The Temples of Angkor are stunning, but usually enjoyed by childless travelers. This is a shame because almost all the temples are great places to visit with children, even little ones.
But after traipsing around Angkor for nine days with our two-year-old in a backpack carrier, we know a few things. Here are our best tips for enjoying Cambodia and its temples with a small child.
Let Kids Be Kids
The Temples of Angkor are not quiet and refined. Your kids, no matter how rambunctious, are unlikely to be louder than the tour guides shouting on bullhorns. Additionally, these temples are mostly outdoors and largely in ruins. Time and the Khmer Rouge have broken anything fragile and no one will look askance at your child’s climbing (though getting in the way of people’s photos will earn you withering looks).
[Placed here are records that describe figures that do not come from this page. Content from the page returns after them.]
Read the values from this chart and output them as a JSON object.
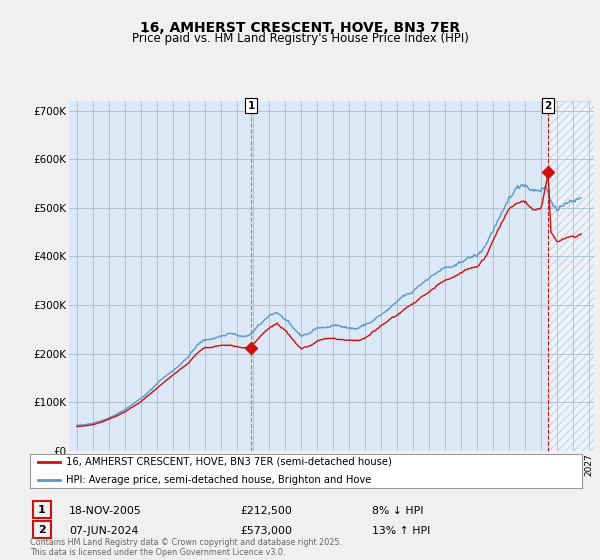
{
  "title": "16, AMHERST CRESCENT, HOVE, BN3 7ER",
  "subtitle": "Price paid vs. HM Land Registry's House Price Index (HPI)",
  "ylim": [
    0,
    720000
  ],
  "xlim_start": 1994.5,
  "xlim_end": 2027.3,
  "yticks": [
    0,
    100000,
    200000,
    300000,
    400000,
    500000,
    600000,
    700000
  ],
  "ytick_labels": [
    "£0",
    "£100K",
    "£200K",
    "£300K",
    "£400K",
    "£500K",
    "£600K",
    "£700K"
  ],
  "xticks": [
    1995,
    1996,
    1997,
    1998,
    1999,
    2000,
    2001,
    2002,
    2003,
    2004,
    2005,
    2006,
    2007,
    2008,
    2009,
    2010,
    2011,
    2012,
    2013,
    2014,
    2015,
    2016,
    2017,
    2018,
    2019,
    2020,
    2021,
    2022,
    2023,
    2024,
    2025,
    2026,
    2027
  ],
  "background_color": "#f0f0f0",
  "plot_bg_color": "#dce8f5",
  "grid_color": "#aabbcc",
  "hpi_color": "#5599cc",
  "price_color": "#cc1111",
  "vline1_color": "#888888",
  "vline1_style": "--",
  "vline2_color": "#cc1111",
  "vline2_style": "--",
  "marker1_x": 2005.88,
  "marker1_y": 212500,
  "marker2_x": 2024.44,
  "marker2_y": 573000,
  "vline1_x": 2005.88,
  "vline2_x": 2024.44,
  "hatch_start": 2024.44,
  "legend_red_label": "16, AMHERST CRESCENT, HOVE, BN3 7ER (semi-detached house)",
  "legend_blue_label": "HPI: Average price, semi-detached house, Brighton and Hove",
  "annotation1_label": "1",
  "annotation1_date": "18-NOV-2005",
  "annotation1_price": "£212,500",
  "annotation1_hpi": "8% ↓ HPI",
  "annotation2_label": "2",
  "annotation2_date": "07-JUN-2024",
  "annotation2_price": "£573,000",
  "annotation2_hpi": "13% ↑ HPI",
  "footer": "Contains HM Land Registry data © Crown copyright and database right 2025.\nThis data is licensed under the Open Government Licence v3.0.",
  "title_fontsize": 10,
  "subtitle_fontsize": 8.5
}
The best temple for letting Jude explore on his own was Preah Khan. It was large and mostly flat; Jude could wander through rooms without any steep climbing and there was plenty for us to see.
Ta Prohm—known for its picturesque overgrown silk-cotton trees and its scenes in the Tomb Raider movies— is also good for kids with its ample but not steep or dangerous climbing.
Plan Some Adult-Only Touring
There are a few temples where little kids aren’t allowed because it isn’t safe and others where having little kids with you would be challenging. We managed to see some of these places by taking turns exploring and staying with Jude. We also gave him a break from temple touring one day and let him run around the hotel gardens with a sitter while we went out on our own.
I would reserve Beng Mealea, the wildest and most overgrown of all of the Angkor temples, for children over 8. It offers great scrambling and climbing opportunities for older children and adults. The day we toured it (the babysitter day) we saw two parents trying to manage three smaller kids and looking pretty frazzled. The two oldest were in dangerous looking climbing situations and the youngest was crying because she wasn’t allowed to join them. Their car passed our tuk-tuk on the way back to Siem Reap and the parents looked exhausted and glum.